Fastest way to compute entropy in Python

Solution 1:

@Sanjeet Gupta answer is good but could be condensed. This question is specifically asking about the "Fastest" way but I only see times on one answer so I'll post a comparison of using scipy and numpy to the original poster's entropy2 answer with slight alterations.

Four different approaches: (1) scipy/numpy, (2) numpy/math, (3) pandas/numpy, (4) numpy

import numpy as np
from scipy.stats import entropy
from math import log, e
import pandas as pd

import timeit

def entropy1(labels, base=None):
  value,counts = np.unique(labels, return_counts=True)
  return entropy(counts, base=base)

def entropy2(labels, base=None):
  """ Computes entropy of label distribution. """

  n_labels = len(labels)

  if n_labels <= 1:
    return 0

  value,counts = np.unique(labels, return_counts=True)
  probs = counts / n_labels
  n_classes = np.count_nonzero(probs)

  if n_classes <= 1:
    return 0

  ent = 0.

  # Compute entropy
  base = e if base is None else base
  for i in probs:
    ent -= i * log(i, base)

  return ent

def entropy3(labels, base=None):
  vc = pd.Series(labels).value_counts(normalize=True, sort=False)
  base = e if base is None else base
  return -(vc * np.log(vc)/np.log(base)).sum()

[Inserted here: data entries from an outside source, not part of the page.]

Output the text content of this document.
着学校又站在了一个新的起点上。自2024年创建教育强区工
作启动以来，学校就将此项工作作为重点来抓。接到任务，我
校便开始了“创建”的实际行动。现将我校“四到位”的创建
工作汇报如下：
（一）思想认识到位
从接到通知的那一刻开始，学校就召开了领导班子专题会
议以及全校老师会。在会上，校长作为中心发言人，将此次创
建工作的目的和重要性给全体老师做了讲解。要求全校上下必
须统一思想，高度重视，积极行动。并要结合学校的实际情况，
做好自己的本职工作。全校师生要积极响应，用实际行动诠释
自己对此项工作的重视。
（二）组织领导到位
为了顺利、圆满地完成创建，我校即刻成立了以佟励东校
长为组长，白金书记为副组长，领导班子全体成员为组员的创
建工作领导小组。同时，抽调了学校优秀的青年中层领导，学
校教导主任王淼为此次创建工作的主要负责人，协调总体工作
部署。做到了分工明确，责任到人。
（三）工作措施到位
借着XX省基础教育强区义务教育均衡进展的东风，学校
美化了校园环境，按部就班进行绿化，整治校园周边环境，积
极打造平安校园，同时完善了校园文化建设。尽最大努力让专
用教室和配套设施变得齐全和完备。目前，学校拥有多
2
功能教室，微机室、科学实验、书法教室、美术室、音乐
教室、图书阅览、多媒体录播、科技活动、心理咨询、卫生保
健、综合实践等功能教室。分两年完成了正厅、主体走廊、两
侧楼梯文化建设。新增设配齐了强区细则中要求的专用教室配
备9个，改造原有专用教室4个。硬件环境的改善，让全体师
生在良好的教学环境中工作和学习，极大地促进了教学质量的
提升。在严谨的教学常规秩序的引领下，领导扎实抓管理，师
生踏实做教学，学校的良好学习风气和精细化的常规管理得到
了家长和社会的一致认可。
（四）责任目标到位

def entropy4(labels, base=None):
  value,counts = np.unique(labels, return_counts=True)
  norm_counts = counts / counts.sum()
  base = e if base is None else base
  return -(norm_counts * np.log(norm_counts)/np.log(base)).sum()
    

Timeit operations:

repeat_number = 1000000

a = timeit.repeat(stmt='''entropy1(labels)''',
                  setup='''labels=[1,3,5,2,3,5,3,2,1,3,4,5];from __main__ import entropy1''',
                  repeat=3, number=repeat_number)

b = timeit.repeat(stmt='''entropy2(labels)''',
                  setup='''labels=[1,3,5,2,3,5,3,2,1,3,4,5];from __main__ import entropy2''',
                  repeat=3, number=repeat_number)

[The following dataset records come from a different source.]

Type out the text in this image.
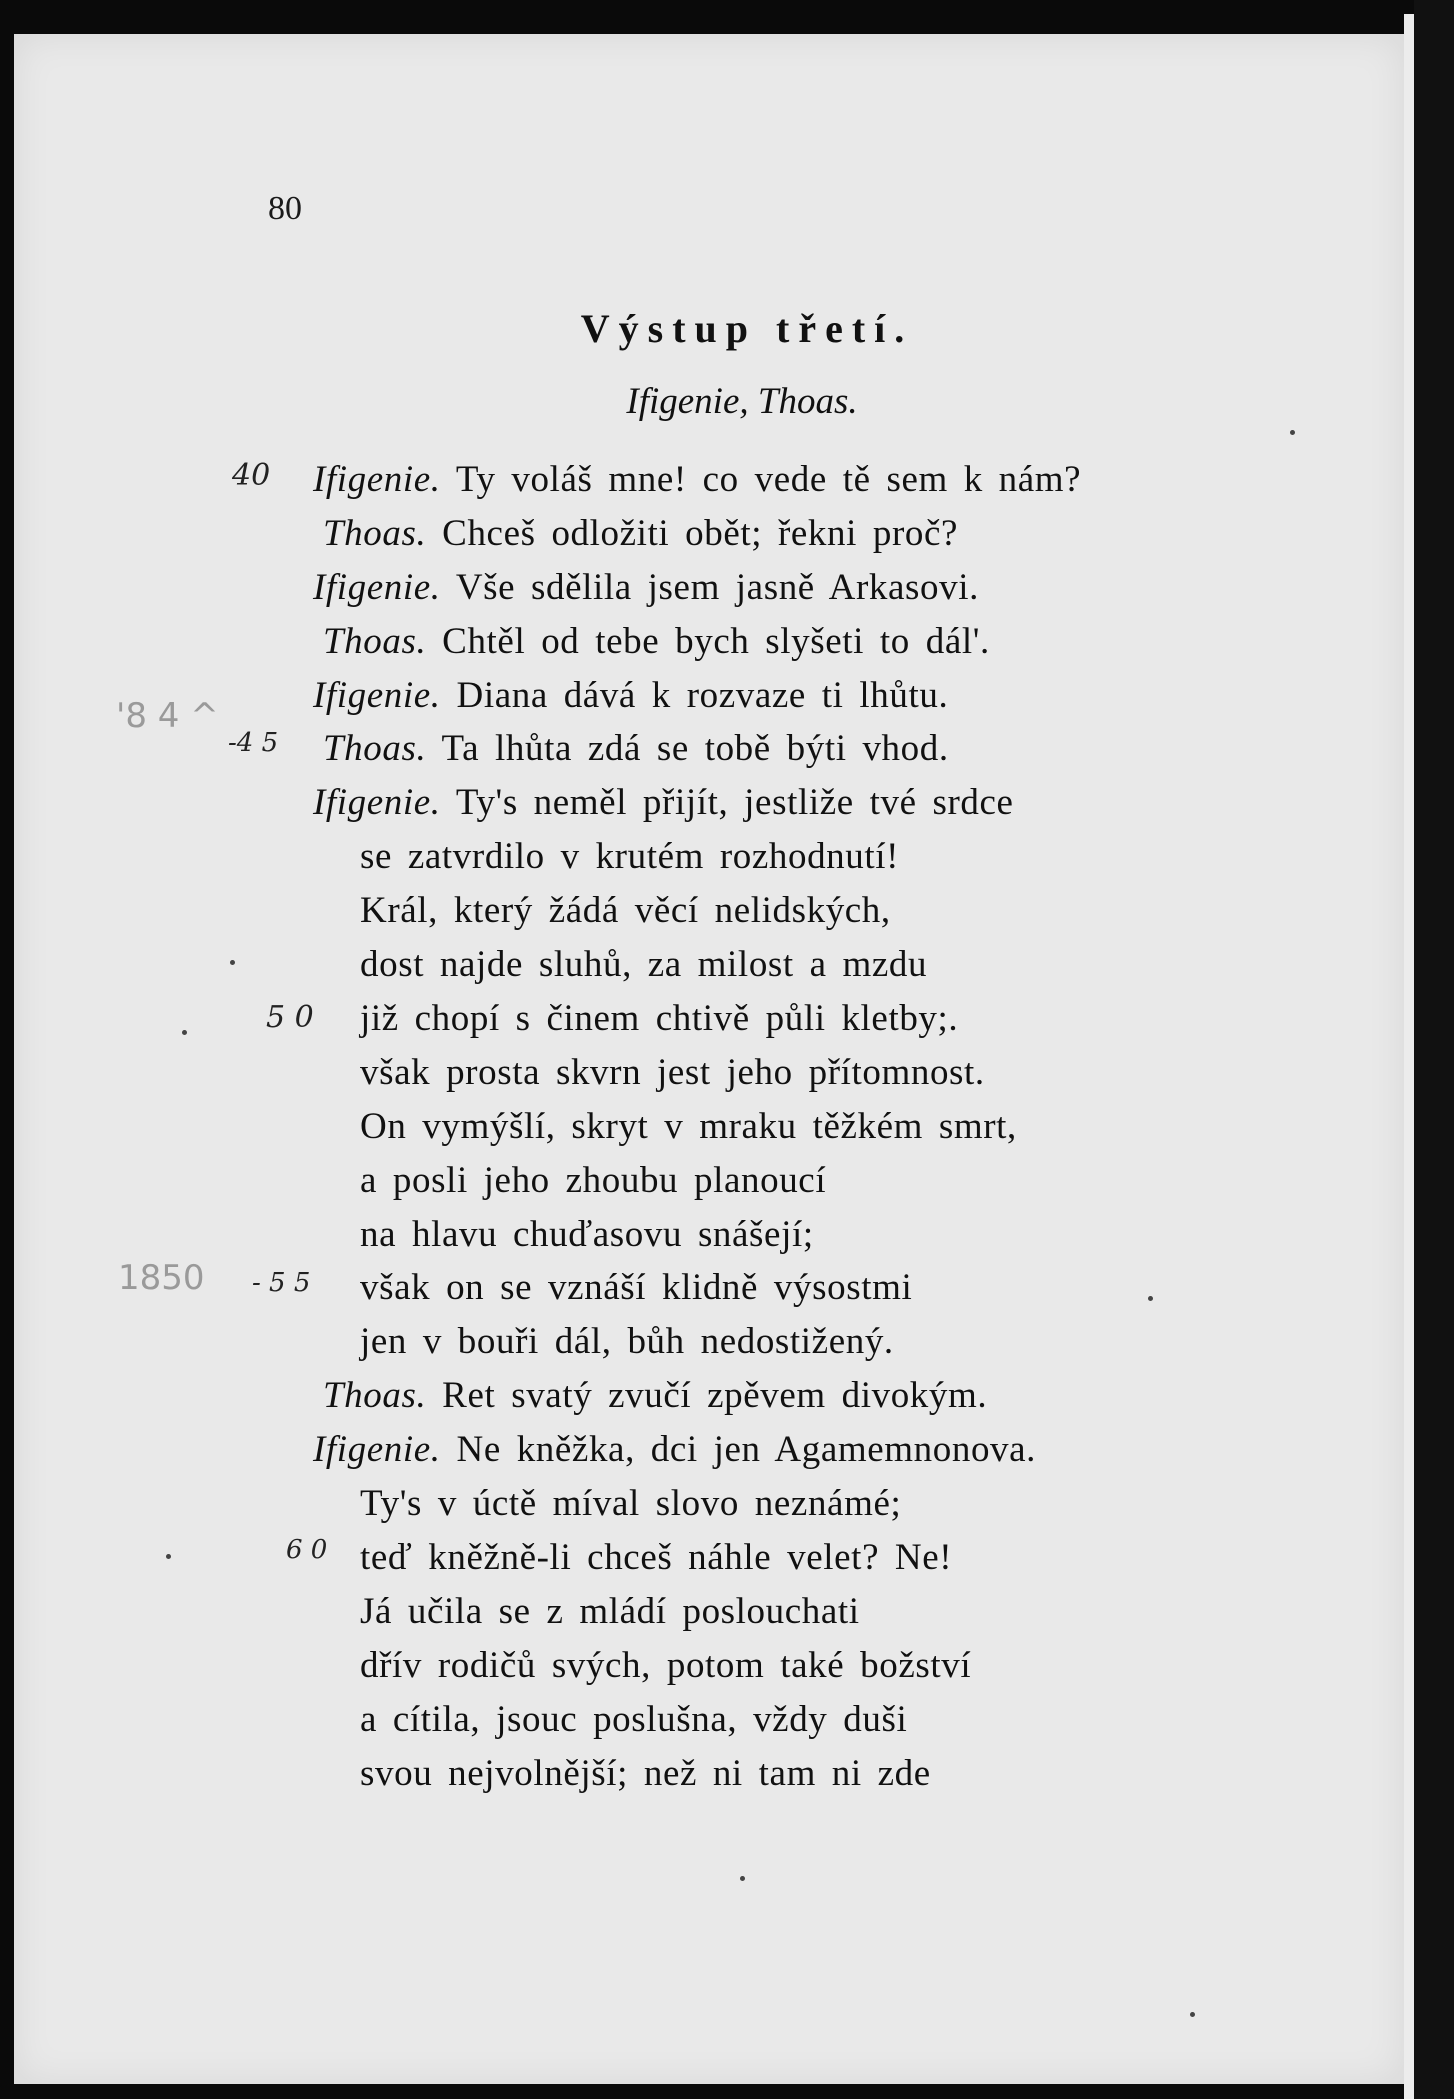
80
Výstup třetí.
Ifigenie, Thoas.
40
-4 5
5 0
- 5 5
6 0
'8 4 ^
1850
Ifigenie. Ty voláš mne! co vede tě sem k nám?
Thoas. Chceš odložiti obět; řekni proč?
Ifigenie. Vše sdělila jsem jasně Arkasovi.
Thoas. Chtěl od tebe bych slyšeti to dál'.
Ifigenie. Diana dává k rozvaze ti lhůtu.
Thoas. Ta lhůta zdá se tobě býti vhod.
Ifigenie. Ty's neměl přijít, jestliže tvé srdce
se zatvrdilo v krutém rozhodnutí!
Král, který žádá věcí nelidských,
dost najde sluhů, za milost a mzdu
již chopí s činem chtivě půli kletby;.
však prosta skvrn jest jeho přítomnost.
On vymýšlí, skryt v mraku těžkém smrt,
a posli jeho zhoubu planoucí
na hlavu chuďasovu snášejí;
však on se vznáší klidně výsostmi
jen v bouři dál, bůh nedostižený.
Thoas. Ret svatý zvučí zpěvem divokým.
Ifigenie. Ne kněžka, dci jen Agamemnonova.
Ty's v úctě míval slovo neznámé;
teď kněžně-li chceš náhle velet? Ne!
Já učila se z mládí poslouchati
dřív rodičů svých, potom také božství
a cítila, jsouc poslušna, vždy duši
svou nejvolnější; než ni tam ni zde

c = timeit.repeat(stmt='''entropy3(labels)''',
                  setup='''labels=[1,3,5,2,3,5,3,2,1,3,4,5];from __main__ import entropy3''',
                  repeat=3, number=repeat_number)

d = timeit.repeat(stmt='''entropy4(labels)''',
                  setup='''labels=[1,3,5,2,3,5,3,2,1,3,4,5];from __main__ import entropy4''',
                  repeat=3, number=repeat_number)

Timeit results:

# for loop to print out results of timeit
for approach,timeit_results in zip(['scipy/numpy', 'numpy/math', 'pandas/numpy', 'numpy'], [a,b,c,d]):
  print('Method: {}, Avg.: {:.6f}'.format(approach, np.array(timeit_results).mean()))

Method: scipy/numpy, Avg.: 63.315312
Method: numpy/math, Avg.: 49.256894
Method: pandas/numpy, Avg.: 884.644023
Method: numpy, Avg.: 60.026938

Winner: numpy/math (entropy2)

It's also worth noting that the entropy2 function above can handle numeric AND text data. ex: entropy2(list('abcdefabacdebcab')). The original poster's answer is from 2013 and had a specific use-case for binning ints but it won't work for text.

Solution 2:

With the data as a pd.Series and scipy.stats, calculating the entropy of a given quantity is pretty straightforward:

import pandas as pd
import scipy.stats

def ent(data):
    """Calculates entropy of the passed `pd.Series`
    """
    p_data = data.value_counts()           # counts occurrence of each value
    entropy = scipy.stats.entropy(p_data)  # get entropy from counts
    return entropy

Note: scipy.stats will normalize the provided data, so this doesn't need to be done explicitly, i.e. passing an array of counts works fine.